Open a BeagleWorks or WordPerfect Works document
Whether the label on the disk says BeagleWorks or WordPerfect Works, the files inside are the same format — and equally unreadable on any modern computer. They surface in estates and attic boxes from the early 1990s: household letters, school projects, the minutes of long-dissolved clubs. This tool opens them in seconds. Drop a file into the page and it’s converted in your browser to a .odt document that Word, LibreOffice, and Pages can open, or to plain text, with an inline preview so you can check the contents at a glance. Because the conversion engine runs locally as WebAssembly, your file never travels to a server and the original is never written to or changed. First use downloads a compact ~2MB engine; after that, the page works even offline.

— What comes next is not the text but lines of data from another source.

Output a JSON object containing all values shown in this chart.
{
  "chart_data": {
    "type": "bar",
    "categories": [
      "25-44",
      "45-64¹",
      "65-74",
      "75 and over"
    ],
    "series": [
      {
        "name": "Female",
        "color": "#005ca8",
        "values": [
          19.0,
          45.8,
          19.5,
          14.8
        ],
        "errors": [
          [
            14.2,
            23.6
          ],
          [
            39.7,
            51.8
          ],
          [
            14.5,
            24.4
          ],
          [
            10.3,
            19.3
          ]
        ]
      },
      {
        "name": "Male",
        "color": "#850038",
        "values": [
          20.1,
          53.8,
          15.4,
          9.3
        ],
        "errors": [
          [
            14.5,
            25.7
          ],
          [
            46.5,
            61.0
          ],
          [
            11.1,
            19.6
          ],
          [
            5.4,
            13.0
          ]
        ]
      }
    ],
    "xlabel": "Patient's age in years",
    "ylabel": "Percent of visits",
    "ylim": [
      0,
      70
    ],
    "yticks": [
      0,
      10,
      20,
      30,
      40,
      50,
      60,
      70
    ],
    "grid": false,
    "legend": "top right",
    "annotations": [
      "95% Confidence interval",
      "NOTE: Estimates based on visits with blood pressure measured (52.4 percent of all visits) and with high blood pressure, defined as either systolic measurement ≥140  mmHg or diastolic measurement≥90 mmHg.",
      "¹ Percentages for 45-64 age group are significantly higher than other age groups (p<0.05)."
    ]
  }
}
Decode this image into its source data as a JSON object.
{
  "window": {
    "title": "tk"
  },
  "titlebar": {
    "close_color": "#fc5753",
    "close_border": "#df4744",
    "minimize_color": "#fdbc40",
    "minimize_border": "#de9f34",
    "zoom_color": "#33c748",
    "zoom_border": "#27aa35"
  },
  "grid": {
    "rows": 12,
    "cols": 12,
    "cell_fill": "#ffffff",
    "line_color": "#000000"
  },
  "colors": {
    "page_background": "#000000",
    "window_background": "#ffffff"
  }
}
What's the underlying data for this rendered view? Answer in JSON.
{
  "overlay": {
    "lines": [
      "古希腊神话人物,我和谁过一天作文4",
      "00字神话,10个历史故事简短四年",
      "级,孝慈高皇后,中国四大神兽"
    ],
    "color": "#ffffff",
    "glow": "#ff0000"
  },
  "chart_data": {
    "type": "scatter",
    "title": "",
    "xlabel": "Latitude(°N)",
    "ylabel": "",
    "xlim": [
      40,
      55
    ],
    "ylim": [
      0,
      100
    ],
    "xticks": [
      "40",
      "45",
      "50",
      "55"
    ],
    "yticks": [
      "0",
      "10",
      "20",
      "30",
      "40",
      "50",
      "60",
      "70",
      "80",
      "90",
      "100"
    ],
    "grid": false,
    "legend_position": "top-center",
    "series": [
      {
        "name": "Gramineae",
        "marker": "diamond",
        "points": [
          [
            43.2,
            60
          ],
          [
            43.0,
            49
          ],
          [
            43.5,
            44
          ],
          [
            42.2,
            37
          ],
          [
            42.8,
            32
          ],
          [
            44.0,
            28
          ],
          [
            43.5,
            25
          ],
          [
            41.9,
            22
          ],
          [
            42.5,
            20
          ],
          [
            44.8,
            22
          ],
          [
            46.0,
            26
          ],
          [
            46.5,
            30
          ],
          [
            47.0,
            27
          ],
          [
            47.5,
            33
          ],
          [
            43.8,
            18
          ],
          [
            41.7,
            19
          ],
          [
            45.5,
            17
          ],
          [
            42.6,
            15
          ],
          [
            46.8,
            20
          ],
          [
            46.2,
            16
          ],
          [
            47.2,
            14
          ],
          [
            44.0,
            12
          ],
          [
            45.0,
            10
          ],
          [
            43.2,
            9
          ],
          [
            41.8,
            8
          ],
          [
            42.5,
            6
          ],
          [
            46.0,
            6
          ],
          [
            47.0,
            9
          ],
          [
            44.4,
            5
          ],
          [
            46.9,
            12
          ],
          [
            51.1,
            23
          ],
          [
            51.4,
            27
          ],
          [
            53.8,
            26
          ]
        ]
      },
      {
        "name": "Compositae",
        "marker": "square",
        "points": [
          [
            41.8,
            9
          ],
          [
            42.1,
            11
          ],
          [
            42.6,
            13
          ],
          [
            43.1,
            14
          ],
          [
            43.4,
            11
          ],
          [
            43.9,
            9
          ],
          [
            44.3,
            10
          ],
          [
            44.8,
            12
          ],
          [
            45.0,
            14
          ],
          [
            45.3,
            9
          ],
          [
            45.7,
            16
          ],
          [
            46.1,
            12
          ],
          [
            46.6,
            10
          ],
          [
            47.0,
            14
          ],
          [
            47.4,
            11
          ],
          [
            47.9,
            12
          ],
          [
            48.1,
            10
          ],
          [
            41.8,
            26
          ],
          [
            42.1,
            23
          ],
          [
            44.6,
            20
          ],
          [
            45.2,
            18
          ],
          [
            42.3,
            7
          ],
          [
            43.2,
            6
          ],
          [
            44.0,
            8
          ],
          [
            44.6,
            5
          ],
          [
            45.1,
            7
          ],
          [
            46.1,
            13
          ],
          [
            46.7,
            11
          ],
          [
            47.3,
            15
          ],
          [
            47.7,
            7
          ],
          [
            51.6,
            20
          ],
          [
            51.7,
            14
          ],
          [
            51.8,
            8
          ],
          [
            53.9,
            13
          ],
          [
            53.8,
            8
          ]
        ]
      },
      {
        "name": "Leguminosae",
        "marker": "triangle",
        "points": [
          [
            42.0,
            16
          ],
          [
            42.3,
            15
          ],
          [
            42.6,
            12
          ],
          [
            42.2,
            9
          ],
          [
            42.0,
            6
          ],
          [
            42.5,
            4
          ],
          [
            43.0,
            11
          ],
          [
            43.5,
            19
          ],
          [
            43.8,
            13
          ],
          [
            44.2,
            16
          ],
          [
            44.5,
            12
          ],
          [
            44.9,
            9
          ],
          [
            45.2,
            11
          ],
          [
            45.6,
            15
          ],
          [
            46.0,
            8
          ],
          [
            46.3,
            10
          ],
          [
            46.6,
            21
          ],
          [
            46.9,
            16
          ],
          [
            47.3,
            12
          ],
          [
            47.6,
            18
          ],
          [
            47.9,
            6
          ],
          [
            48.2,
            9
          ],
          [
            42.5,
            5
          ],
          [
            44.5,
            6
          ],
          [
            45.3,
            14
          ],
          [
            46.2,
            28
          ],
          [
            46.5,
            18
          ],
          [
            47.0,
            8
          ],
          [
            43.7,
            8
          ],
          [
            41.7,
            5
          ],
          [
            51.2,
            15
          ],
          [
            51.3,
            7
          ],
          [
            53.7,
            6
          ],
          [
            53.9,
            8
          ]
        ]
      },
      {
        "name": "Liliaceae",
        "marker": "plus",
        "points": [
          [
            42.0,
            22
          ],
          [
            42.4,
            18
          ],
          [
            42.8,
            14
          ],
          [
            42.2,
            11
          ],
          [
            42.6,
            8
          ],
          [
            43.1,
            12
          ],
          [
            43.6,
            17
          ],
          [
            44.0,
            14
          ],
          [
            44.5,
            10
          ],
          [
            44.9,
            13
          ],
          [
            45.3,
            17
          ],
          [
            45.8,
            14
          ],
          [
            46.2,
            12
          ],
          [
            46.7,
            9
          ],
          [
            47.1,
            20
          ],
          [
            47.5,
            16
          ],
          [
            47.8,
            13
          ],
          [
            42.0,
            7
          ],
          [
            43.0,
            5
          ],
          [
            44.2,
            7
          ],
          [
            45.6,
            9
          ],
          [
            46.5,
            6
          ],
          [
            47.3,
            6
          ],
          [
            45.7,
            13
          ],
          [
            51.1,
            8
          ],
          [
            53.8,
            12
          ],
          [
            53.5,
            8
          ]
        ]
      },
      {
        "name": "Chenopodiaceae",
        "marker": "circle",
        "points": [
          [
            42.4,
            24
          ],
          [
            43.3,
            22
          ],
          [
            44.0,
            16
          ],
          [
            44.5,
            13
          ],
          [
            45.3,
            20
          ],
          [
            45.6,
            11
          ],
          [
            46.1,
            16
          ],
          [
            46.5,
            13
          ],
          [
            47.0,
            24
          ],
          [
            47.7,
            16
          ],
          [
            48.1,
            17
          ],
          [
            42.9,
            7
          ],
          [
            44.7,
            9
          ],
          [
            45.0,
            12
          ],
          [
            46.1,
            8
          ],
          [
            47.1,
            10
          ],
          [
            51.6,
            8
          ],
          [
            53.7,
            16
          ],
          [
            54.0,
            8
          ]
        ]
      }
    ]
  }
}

About BeagleWorks / WordPerfect Works
BeagleWorks carried one of the best-loved names in personal computing. Beagle Bros was the legendary Apple II software house famous for clever utilities and the funniest, most human manuals and ads in the industry — old woodcut art, jokes in the margins, tips printed on the packaging. BeagleWorks, released in 1992, was the company’s big leap to the Macintosh: an integrated suite with a word processor, spreadsheet, database, drawing, painting, and communications modules, notable for in-place editing of embedded parts before that was commonplace. It was capable and well reviewed, but Beagle Bros lacked the marketing muscle to fight ClarisWorks and Microsoft Works, and in 1993 the product was sold to WordPerfect Corporation, which rebranded it WordPerfect Works. Beagle Bros itself wound down soon after; WordPerfect discontinued the Works line by the mid-1990s amid its own upheavals. The shared file format was eventually reverse-engineered by the Document Liberation Project for libmwaw — LibreOffice’s legacy-Mac filter library, and the engine this converter uses to read both BeagleWorks and WordPerfect Works documents.
Frequently asked questions
Will my family’s documents stay private?
Yes. The conversion happens entirely on your own computer — the engine runs in your browser and no part of your file is ever uploaded or stored anywhere. You could load this page, disconnect from the internet, and convert with the connection off.
I don’t know whether my file is BeagleWorks or WordPerfect Works, and it has no extension.
You don’t need to know. The two share one format, and the converter detects it automatically from the file’s contents — names and extensions are ignored. BinHex (.hqx) wrapped files from old archives are read too.
Will formatting survive into Word or Pages?
The converter produces a .odt file that opens in Word, LibreOffice, and Pages, and it preserves fonts, styles, and layout wherever they can be recovered from the original document.
What about the spreadsheet and drawing parts of the suite?
Word-processing documents are what convert today. Spreadsheets, databases, and drawings created in BeagleWorks or WordPerfect Works are detected and identified, but converting them isn’t supported yet — that includes drawings embedded inside a word-processing file.